L’auteur explique que pour ces jeunes, la prison est une étape normale dans un parcours de vie. « Il existe une similitude entre le quartier et la prison : on n’en sort pas, l’ennui règne, bref, on ne se sent pas profondément dépaysé en passant de l’un à l’autre ». En cherchant à saisir par la force les richesses que la société n’offre pas de manière licite, on s’expose au risque de l’emprisonnement. C’est certes un désagrément, mais la coexistence avec des truands de plus grand gabarit permet aussi de franchir un cap dans la délinquance.

« Les jeunes, explique l’auteur, ressentent la pauvreté comme une indignité, tout devant être fait pour y mettre fin, légalement ou illégalement, peu importe.
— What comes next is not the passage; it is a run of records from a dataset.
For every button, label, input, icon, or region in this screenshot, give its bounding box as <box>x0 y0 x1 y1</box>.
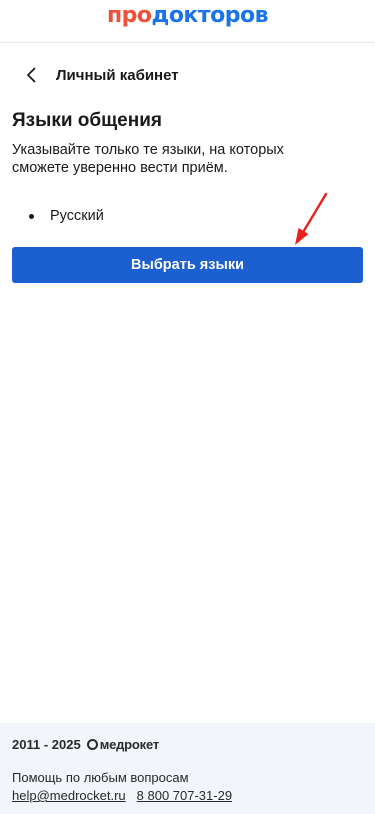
back-link-label: Личный кабинет <box>56 66 179 84</box>
red-arrow-icon <box>295 192 328 245</box>
medrocket-brand: медрокет <box>99 737 160 752</box>
bullet-icon <box>29 213 34 219</box>
site-footer: 2011 - 2025 медрокет Помощь по любым воп… <box>0 723 375 814</box>
back-link[interactable]: Личный кабинет <box>12 60 179 90</box>
list-item: Русский <box>12 206 104 226</box>
select-languages-button[interactable]: Выбрать языки <box>12 247 363 283</box>
language-label: Русский <box>50 208 104 224</box>
phone-link[interactable]: 8 800 707-31-29 <box>137 788 232 803</box>
chevron-left-icon <box>22 66 40 84</box>
logo-part-pro: про <box>106 3 152 28</box>
prodoctorov-logo[interactable]: продокторов <box>0 2 375 30</box>
logo-part-doktorov: докторов <box>151 3 269 28</box>
footer-contacts: help@medrocket.ru 8 800 707-31-29 <box>12 788 232 803</box>
footer-help-text: Помощь по любым вопросам <box>12 770 189 785</box>
email-link[interactable]: help@medrocket.ru <box>12 788 126 803</box>
language-list: Русский <box>12 206 104 226</box>
copyright-years: 2011 - 2025 <box>12 737 81 752</box>
site-header: продокторов <box>0 0 375 43</box>
page: продокторов Личный кабинет Языки общения… <box>0 0 375 814</box>
footer-copyright: 2011 - 2025 медрокет <box>12 737 159 752</box>
medrocket-circle-icon <box>86 739 98 750</box>
section-title: Языки общения <box>12 110 162 131</box>
section-description: Указывайте только те языки, на которых с… <box>12 142 284 176</box>
medrocket-logo[interactable]: медрокет <box>86 737 160 752</box>
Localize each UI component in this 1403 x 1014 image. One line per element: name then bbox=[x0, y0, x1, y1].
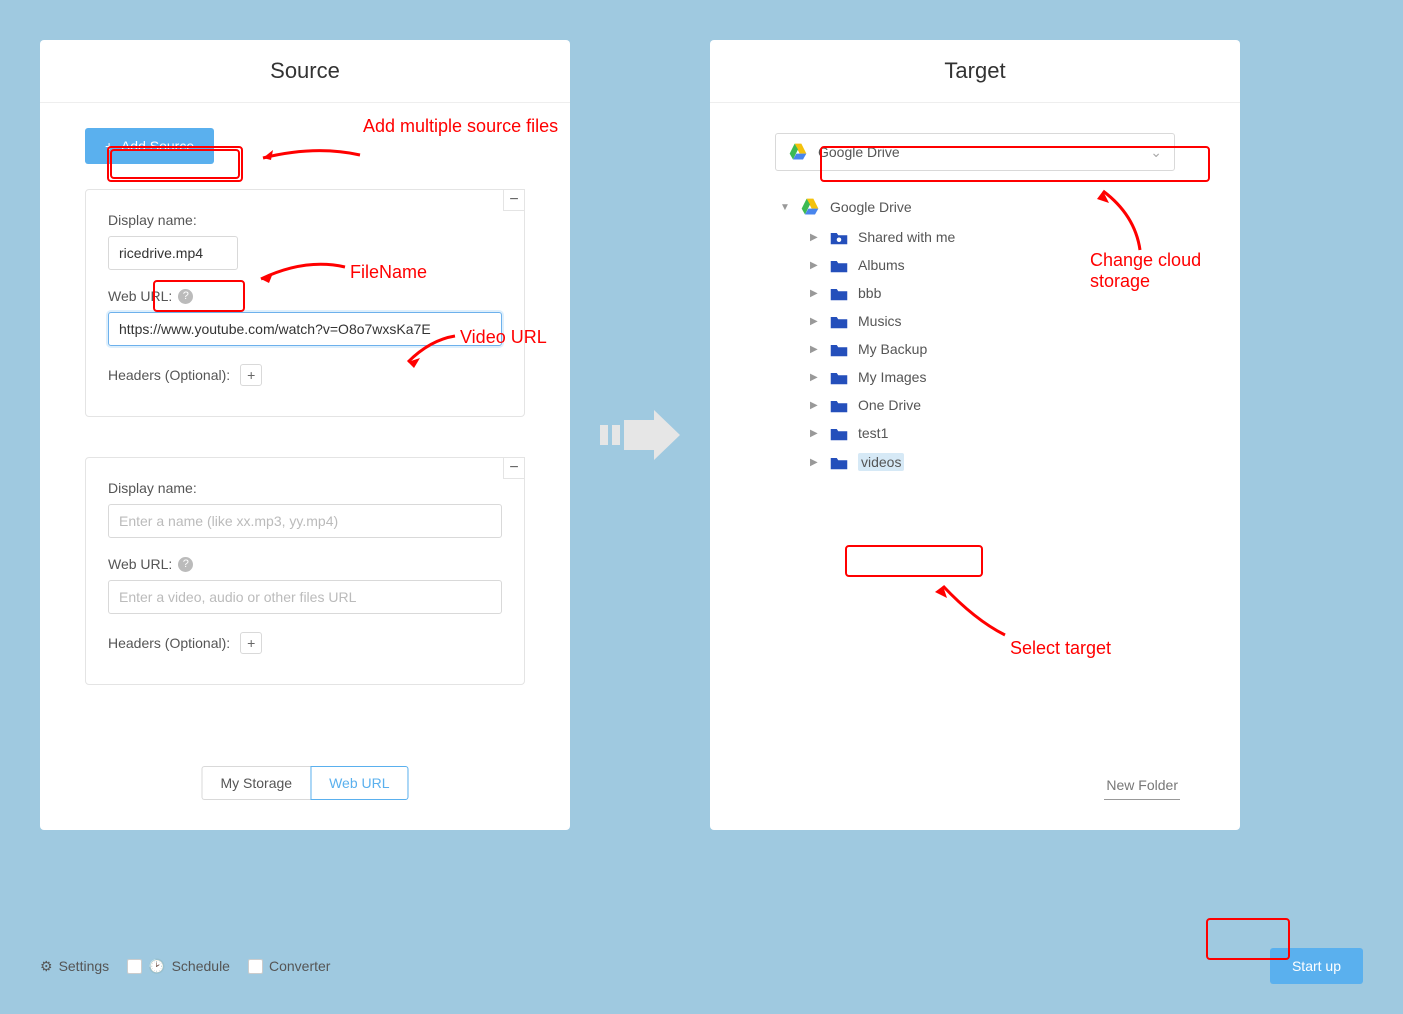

La prison devient secondaire, on l’accepte comme un risque du métier jusqu’au moment où une alternative se dresse devant vos yeux : non pas l’accession à la citoyenneté plénière, mais le recouvrement de l’identité saine par l’islam (…) Désormais, l’alternative au consumérisme, dans l’esprit des banlieusards, n’est pas une révolution sociale mais l’islam salafiste, c’est-à-dire un sectarisme en quête du pur et qualifiant la consommation de péché et d’expression de la mécréance. »

Khosrokhavar distingue soigneusement les salafistes, obnubilés par le respect scrupuleux d’interdits religieux fondés sur le pur et l’impur, et les djihadistes désireux de mener la guerre sainte. Du côté des djihadistes, « la mutation de la haine en djihadisme sacralise la rage et leur fait surmonter leur mal-être par l’adhésion à une vision qui fait de soi un chevalier de la foi, et des autres, des impies indignes d’exister. La mue existentielle est ainsi accomplie, le soi devient pur, et l’autre, impur. » Du côté des salafistes l’emporte le désir de l’hijra (l’émigration, l’hégire) vers des pays musulmans où le croyant pourra vivre sa foi plus confortablement que dans l’occident pollué par le consumérisme, le sécularisme et la mixité.

 

 

La prison, lieu privilégié de radicalisation

La radicalisation, dans sa version salafiste (majoritaire) et sa version djihadiste (plus voyante) peut se faire hors de la prison. Mais la prison est un lieu privilégié où elle se développe. La haine de la société devient encore plus viscérale lorsqu’à chaque instant on se sent brimé, oppressé, entravé. Même conçue comme une épreuve initiatique, la prison constitue une épreuve personnelle où l’on se sent déstabilisé, où les certitudes sont bienvenues. Enfin, il y a un aspect communautaire important : « Il y en a qui s’improvisent musulmans du jour au lendemain, dit un surveillant : un détenu arrive, le lendemain on voit sa barbe pousser, il se met à prier ! (…) On voit un violeur qui avait peur de se montrer dans la cour, de crainte de se faire tabasser par les autres et qui se convertit. Du jour au lendemain, on le voit arborer une nouvelle fierté, à mille lieues de son attitude modeste et abattue d’avant sa conversion. Il est protégé par les barbus, il devient fréquentable… »

« Prisons de France » est un livre de près de 700 pages, susceptible d’intéresser même un public non familier de la réalité carcérale. Pour ceux qui fréquentent les prisons, il offre, outre un corpus de témoignages criants de vérité, une utile mise en perspective. La prison, y lit-on, est ardemment demandée par de nombreux citoyens pour les protéger des nouvelles classes dangereuses. Mais en enfermant en masse les jeunes des banlieues, on dégoupille une grenade.